Synthetic data for privacy preservation
A Synthetic Data sandbox to preserve data privacy
Moving data outside and within organisations can be a daunting task. The same can be said when re-using data for a different purpose from the one specified when collecting data. These kinds of data governance issues preclude or slow down opportunities that imply data sharing, such as open innovation challenges, cross- organisational analytics and such.
We used our Enterprise Solution to help an energy company create an open data sandbox ready to be deployed for data challenges. This use case shows that we can effectively use synthetic data to share and move data with low re-identification risks.
The challenge
Data regulation can hinder sharing and re-usage, often blocking and slowing down business innovation processes, especially when this data is sensitive or strategic for the organisation. The most common approach to moving data while complying with regulation is applying standard anonymisation techniques such as masking, perturbation, and shuffling.

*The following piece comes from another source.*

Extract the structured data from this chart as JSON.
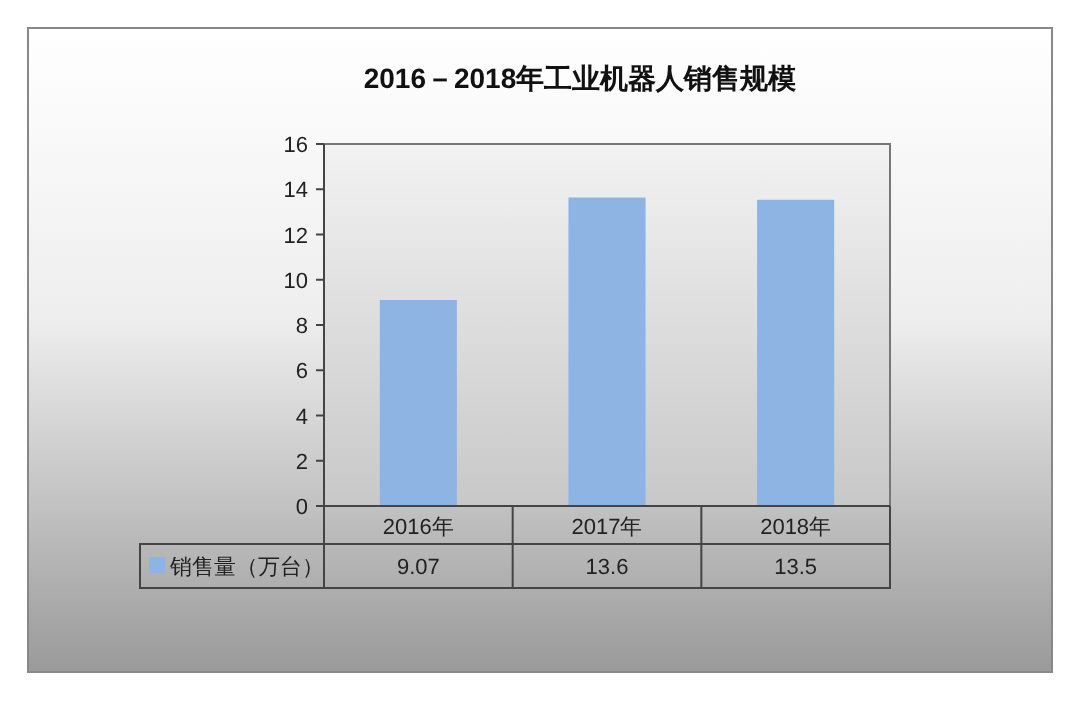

The problem with this approach is that a successful anonymisation process might destroy valuable information from the original data, making it unusable for analytics and data science. We carried out the challenge addressed by this use case in collaboration with a large energy utility affected by the issues mentioned above. Different business units, for example, could not access each other datasets, potentially preventing actionable insights.
The solution
We used our Enterprise Solution to ingest and synthesise datasets from different sources across the organisation, populating a centralised registry with synthetic data. Each registry entity is associated with a report that quantifies the information lost from the original dataset during the generation process.
The same report contains an evaluation of the re-identification risks related to the synthetic dataset. The ingestion and generation processes use a generative model that identifies outliers and clean anomalies. This operation helps to avoid re-identification and prepare data science and analytics.
The result
Creating a data sandbox allowed the organisation to boost cross- organisational innovation. The first result was successfully handling a machine learning challenge based on a dataset that initially contained Personal Identifiable Information. The second result was a better communication of data insights across the marketing and the production unit within the same organisation, and unlocking a data sandbox allowed collaboration with relevant internal and external partners with facilitated and safe data sharing.